Prime minister Rishi Sunak launched the Conservative Party 2024 manifesto at the Silverstone racing circuit, with the slogan: “Clear Plan, Bold Action, Secure Future”
The Conservative Party’s 2024 manifesto promises to cut taxes by £17.2bn by 2030, increasing defence spending and half net migration.
Most pertinently to UK construction, the Conservative Party manifesto pledges to build 1.6m new houses in England by the next parliament, through:
Abolishing nutrient neutrality, instead requiring developers to pay a “one-off mitigation fee”
Fast-tracking brownfield residential developments in cities
Raising density in inner London to levels seen in Paris and Barcelona through regeneration and more brownfield
Protecting the Green Belt through focusing new homes delivery in urban areas
Creating locally-led urban development corporations in cities like Leeds, Liverpool and York to enable urban regeneration
Forcing councils to set aside land for smaller developers and lifting Section 106 burdens on smaller sites
Tying local council’s use of the Infrastructure Levy specifically to infrastructure that supports homes
Renewing the Affordable Homes Program to regenerate and improve housing estates
Continuing the existing cladding remediation scheme.
For those curently on or looking to join the property ladder, the manifesto promises:
Making the 2022 Stamp Duty threshold permanent
Launching a “new and improved” Help to Buy scheme, which will provide first-time buyers with a 20% equity loan and allow them to get a 5% deposit on interest terms they can afford
The manifesto promises to pass a Renters Reform Bill for “landlords and renters alike”, with the court reforms to “fully abolish” Section 21, whilst strengthening other grounds for landlords to evict anti-social tenants
Similarly, social housing will be subject to ‘Local Connection’ and ‘UK Connection’ tests, as well as a three-strike system for anti-social tenants
Capping ground rents at £250.
Labour leader Keir Starmer had the sharper response of condemning the Conservative 2024 manifesto as “a Jeremy Corbyn-style manifesto[…] load everything into the wheelbarrow, don’t provide the funding and hope that nobody notices,” to reporters in Middlesborough.
“The money isn’t there, it is a recipe for five more years of chaos.”
Increased urban development may not be a long-term solution
Alun Williams, partner at city law firm Spector Constant & Williams said: “The announcement of a fast track planning system in the largest 20 cities, will ultimately come down to the detail. My initial perception however is that the Conservatives have adopted a sticking plaster approach to a system than needs major surgery.”
Sav Patel, associate director at Lanpro Services, said: “The Conservative manifesto for this election has a high headline figure for housebuilding: 1.6m homes over the term of the parliament, or 320,000 homes per year – representing a significant increase on the million homes built over the current parliament. However, the mechanisms set out to achieve this are unbalanced.
There is an emphasis on major urban areas, with faster planning permissions for brownfield sites, higher densities in London and more urban development corporations. Bringing forward this type of development is often complex and lengthy. There is no encouragement for higher delivery rates in the rest of the country.
“Meanwhile, the Conservatives are offering a ‘cast-iron’ protection for the Green Belt, which stands in contrast to Labour’s proposed review of Green Belt policy.

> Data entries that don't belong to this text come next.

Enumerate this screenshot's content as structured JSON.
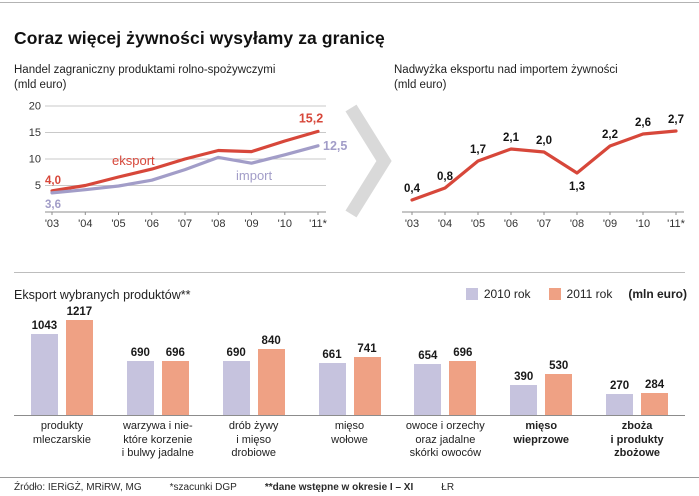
{
  "page": {
    "title": "Coraz więcej żywności wysyłamy za granicę",
    "footer": {
      "source": "Źródło: IERiGŻ, MRiRW, MG",
      "note1": "*szacunki DGP",
      "note2": "**dane wstępne w okresie I – XI",
      "credit": "ŁR"
    }
  },
  "colors": {
    "eksport": "#d7473a",
    "import": "#a29dc8",
    "bar2010": "#c6c3de",
    "bar2011": "#efa184",
    "grid": "#c9c9c9",
    "axis": "#8c8c8c",
    "arrow": "#d9d9d9"
  },
  "chart_data": [
    {
      "id": "trade",
      "type": "line",
      "title": "Handel zagraniczny produktami rolno-spożywczymi",
      "unit": "(mld euro)",
      "x": [
        "'03",
        "'04",
        "'05",
        "'06",
        "'07",
        "'08",
        "'09",
        "'10",
        "'11*"
      ],
      "ylim": [
        0,
        20
      ],
      "yticks": [
        5,
        10,
        15,
        20
      ],
      "series": [
        {
          "name": "eksport",
          "color_key": "eksport",
          "values": [
            4.0,
            5.0,
            6.6,
            8.1,
            10.0,
            11.6,
            11.4,
            13.4,
            15.2
          ],
          "first_label": "4,0",
          "last_label": "15,2"
        },
        {
          "name": "import",
          "color_key": "import",
          "values": [
            3.6,
            4.2,
            4.9,
            6.0,
            8.0,
            10.3,
            9.2,
            10.8,
            12.5
          ],
          "first_label": "3,6",
          "last_label": "12,5"
        }
      ]
    },
    {
      "id": "surplus",
      "type": "line",
      "title": "Nadwyżka eksportu nad importem żywności",
      "unit": "(mld euro)",
      "x": [
        "'03",
        "'04",
        "'05",
        "'06",
        "'07",
        "'08",
        "'09",
        "'10",
        "'11*"
      ],
      "ylim": [
        0,
        3
      ],
      "values": [
        0.4,
        0.8,
        1.7,
        2.1,
        2.0,
        1.3,
        2.2,
        2.6,
        2.7
      ],
      "labels": [
        "0,4",
        "0,8",
        "1,7",
        "2,1",
        "2,0",
        "1,3",
        "2,2",
        "2,6",
        "2,7"
      ],
      "labels_below": [
        5
      ]
    },
    {
      "id": "products",
      "type": "bar",
      "title": "Eksport wybranych  produktów**",
      "unit": "(mln euro)",
      "legend": [
        {
          "label": "2010 rok",
          "color_key": "bar2010"
        },
        {
          "label": "2011 rok",
          "color_key": "bar2011"
        }
      ],
      "categories": [
        {
          "lines": [
            "produkty",
            "mleczarskie"
          ],
          "bold": false
        },
        {
          "lines": [
            "warzywa i nie-",
            "które korzenie",
            "i bulwy jadalne"
          ],
          "bold": false
        },
        {
          "lines": [
            "drób żywy",
            "i mięso",
            "drobiowe"
          ],
          "bold": false
        },
        {
          "lines": [
            "mięso",
            "wołowe"
          ],
          "bold": false
        },
        {
          "lines": [
            "owoce i orzechy",
            "oraz jadalne",
            "skórki owoców"
          ],
          "bold": false
        },
        {
          "lines": [
            "mięso",
            "wieprzowe"
          ],
          "bold": true
        },
        {
          "lines": [
            "zboża",
            "i produkty",
            "zbożowe"
          ],
          "bold": true
        }
      ],
      "series": [
        {
          "name": "2010",
          "values": [
            1043,
            690,
            690,
            661,
            654,
            390,
            270
          ]
        },
        {
          "name": "2011",
          "values": [
            1217,
            696,
            840,
            741,
            696,
            530,
            284
          ]
        }
      ],
      "ylim": [
        0,
        1280
      ]
    }
  ]
}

“There are some welcome detailed policies. The manifesto suggests ‘abolishing’ nutrient neutrality rules, to be replaced by a ‘one-off mitigation fee’ for each development. And there is support for small builders, with a new type of allocation for land for them as well as further exceptions from Section 106 obligations.”
The scope of planning reform must spread beyond brownfield
Karen Charles, executive director, Boyer (part of Leaders Romans Group) said: “Whilst no-one will dispute that development should be directed to urban brownfield sites first, the reality is that there is also a need and demand for homes in less urban locations, which often requires development on undeveloped greenfield sites as brownfield sites are unavailable.

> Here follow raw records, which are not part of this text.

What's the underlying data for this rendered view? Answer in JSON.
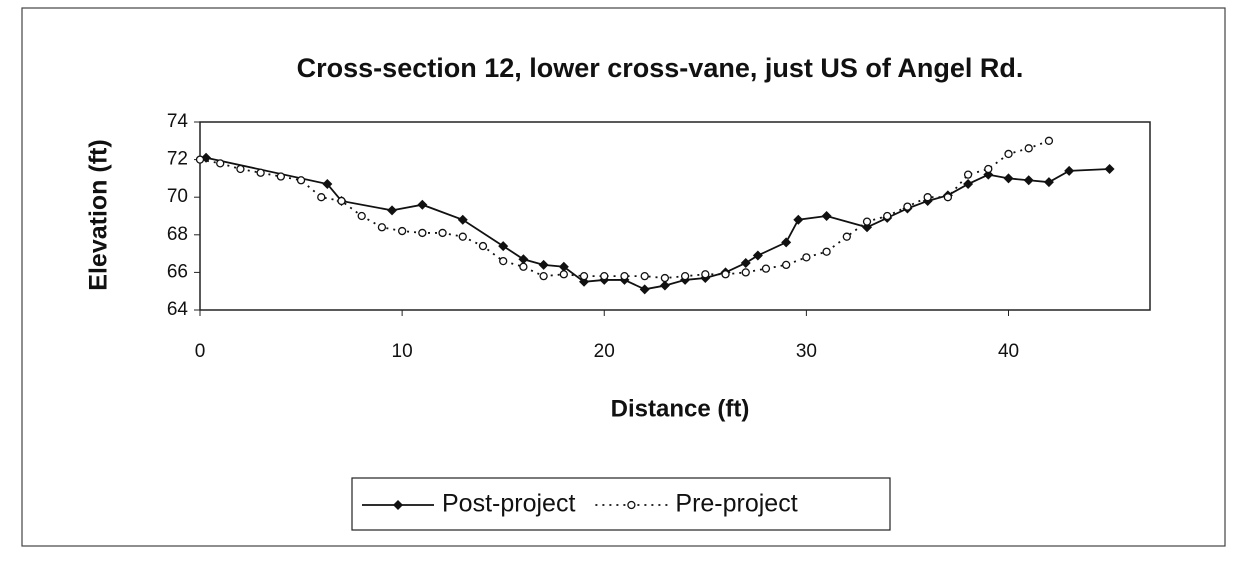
{
  "chart_data": {
    "type": "line",
    "title": "Cross-section 12, lower cross-vane, just US of Angel Rd.",
    "x_label": "Distance (ft)",
    "y_label": "Elevation (ft)",
    "xlim": [
      0,
      47
    ],
    "xticks": [
      0,
      10,
      20,
      30,
      40
    ],
    "ylim": [
      64,
      74
    ],
    "yticks": [
      64,
      66,
      68,
      70,
      72,
      74
    ],
    "legend": "bottom",
    "series": [
      {
        "name": "Post-project",
        "color": "#111111",
        "line_style": "solid",
        "marker": "diamond",
        "x": [
          0.3,
          6.3,
          7,
          9.5,
          11,
          13,
          15,
          16,
          17,
          18,
          19,
          20,
          21,
          22,
          23,
          24,
          25,
          26,
          27,
          27.6,
          29,
          29.6,
          31,
          33,
          34,
          35,
          36,
          37,
          38,
          39,
          40,
          41,
          42,
          43,
          45
        ],
        "values": [
          72.1,
          70.7,
          69.8,
          69.3,
          69.6,
          68.8,
          67.4,
          66.7,
          66.4,
          66.3,
          65.5,
          65.6,
          65.6,
          65.1,
          65.3,
          65.6,
          65.7,
          66.0,
          66.5,
          66.9,
          67.6,
          68.8,
          69.0,
          68.4,
          68.9,
          69.4,
          69.8,
          70.1,
          70.7,
          71.2,
          71.0,
          70.9,
          70.8,
          71.4,
          71.5
        ]
      },
      {
        "name": "Pre-project",
        "color": "#111111",
        "line_style": "dotted",
        "marker": "circle",
        "x": [
          0,
          1,
          2,
          3,
          4,
          5,
          6,
          7,
          8,
          9,
          10,
          11,
          12,
          13,
          14,
          15,
          16,
          17,
          18,
          19,
          20,
          21,
          22,
          23,
          24,
          25,
          26,
          27,
          28,
          29,
          30,
          31,
          32,
          33,
          34,
          35,
          36,
          37,
          38,
          39,
          40,
          41,
          42
        ],
        "values": [
          72.0,
          71.8,
          71.5,
          71.3,
          71.1,
          70.9,
          70.0,
          69.8,
          69.0,
          68.4,
          68.2,
          68.1,
          68.1,
          67.9,
          67.4,
          66.6,
          66.3,
          65.8,
          65.9,
          65.8,
          65.8,
          65.8,
          65.8,
          65.7,
          65.8,
          65.9,
          65.9,
          66.0,
          66.2,
          66.4,
          66.8,
          67.1,
          67.9,
          68.7,
          69.0,
          69.5,
          70.0,
          70.0,
          71.2,
          71.5,
          72.3,
          72.6,
          73.0
        ]
      }
    ]
  }
}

“Indeed, if the Prime Minister is going to achieve the increase in housebuilding as set out in the Manifesto, then the Government will need to reform the planning system and relax some planning restrictions which make it so time-consuming to prepare development plans, and so difficult to secure planning permission and deliver new homes in locations where people really want to live.
“The Conservative Party Manifesto on planning and housing is commendable, but all indications are that the constraints to housing delivery particularly houses outside less urban areas, by the apparent sole focus on delivering homes on brownfield sites in urban locations, will continue.”